Would you be able to deal with a difficult situation calmly enough to take the necessary action, be it reaching out to the meeting’s host or all meeting attendees to let them know what’s going on? Or would you keep quiet and only inform the others if asked?
With this question, the interviewer is trying to determine your communication style and ability to deal with difficult situations.
- How do you handle interruptions and distractions when you work from home?
Interruptions and distractions are inevitable and most employers understand this.
There might be times when you will have to delay the completion of urgent and important tasks due to a family member being ill, a child demanding attention or noisy renovation work at a neighbour’s home.
The key is to be honest and acknowledge this might happen.

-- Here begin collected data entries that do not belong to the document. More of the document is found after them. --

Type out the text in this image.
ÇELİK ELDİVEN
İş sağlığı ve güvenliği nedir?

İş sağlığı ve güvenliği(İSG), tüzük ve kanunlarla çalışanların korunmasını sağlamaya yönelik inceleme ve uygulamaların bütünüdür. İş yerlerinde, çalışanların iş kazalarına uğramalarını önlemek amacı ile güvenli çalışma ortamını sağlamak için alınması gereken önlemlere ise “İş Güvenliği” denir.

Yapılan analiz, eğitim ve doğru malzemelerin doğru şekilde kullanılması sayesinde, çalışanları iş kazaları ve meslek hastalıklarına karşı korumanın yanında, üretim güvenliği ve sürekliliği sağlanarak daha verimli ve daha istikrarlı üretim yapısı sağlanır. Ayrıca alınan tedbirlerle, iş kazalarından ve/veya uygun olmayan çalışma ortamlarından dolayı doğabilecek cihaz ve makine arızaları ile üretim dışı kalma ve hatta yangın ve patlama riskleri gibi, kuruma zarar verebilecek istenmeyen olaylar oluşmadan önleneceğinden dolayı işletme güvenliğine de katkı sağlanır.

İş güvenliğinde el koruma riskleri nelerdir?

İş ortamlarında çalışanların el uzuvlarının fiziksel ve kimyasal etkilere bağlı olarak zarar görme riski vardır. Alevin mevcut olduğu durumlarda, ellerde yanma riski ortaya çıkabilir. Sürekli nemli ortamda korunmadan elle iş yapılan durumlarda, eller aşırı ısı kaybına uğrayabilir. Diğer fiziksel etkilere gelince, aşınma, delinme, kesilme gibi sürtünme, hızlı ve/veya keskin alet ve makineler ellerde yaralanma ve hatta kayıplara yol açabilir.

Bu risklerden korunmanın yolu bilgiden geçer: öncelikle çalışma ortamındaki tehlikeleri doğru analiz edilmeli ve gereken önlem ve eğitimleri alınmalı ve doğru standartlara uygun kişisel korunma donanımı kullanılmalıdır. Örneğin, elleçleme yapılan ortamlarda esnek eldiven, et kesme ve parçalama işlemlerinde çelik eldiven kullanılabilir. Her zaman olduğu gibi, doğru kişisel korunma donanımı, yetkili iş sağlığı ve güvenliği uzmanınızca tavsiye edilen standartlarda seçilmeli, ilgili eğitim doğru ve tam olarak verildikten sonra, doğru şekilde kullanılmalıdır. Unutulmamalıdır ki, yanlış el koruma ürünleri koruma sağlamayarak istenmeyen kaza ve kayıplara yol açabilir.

The interviewer is listening out for how you would communicate this to your team or if you’d come up with a creative solution to get the work done even if you can’t do it yourself. Perhaps you’d ask a colleague for help during the period you can’t attend to the task.
Highlight how you might help a colleague who requires similar assistance. This goes to show that you can be an empathetic and supportive team player.
- How would you organise your day while working remotely?
Highlight how you practise self-discipline. Share your productivity hacks.
The interviewer is listening out for how you plan to meet deadlines while working largely autonomously.
Feel free to talk about what you do to prevent remote work burnout.
Perhaps you prefer to work at the office because you like structure.
Be completely honest as this will allow your prospective employer to determine how you’d like to be managed.
- How do you think you can cultivate and maintain a positive working relationship with your colleagues remotely?
While there is no right or wrong answer to this question, it will reveal your notion of ideal team dynamics.
If you’re happy to play an active role in cultivating collaborative working relationships, say so. But if you prefer to communicate only if there’s a need to do so, be honest about it too.
This will determine which role you’re placed in – a team leader who can nurture relationships to optimise team dynamics, or an individual contributor.
You can also discuss what steps you are open to taking in order to make remote communication more effective and productive.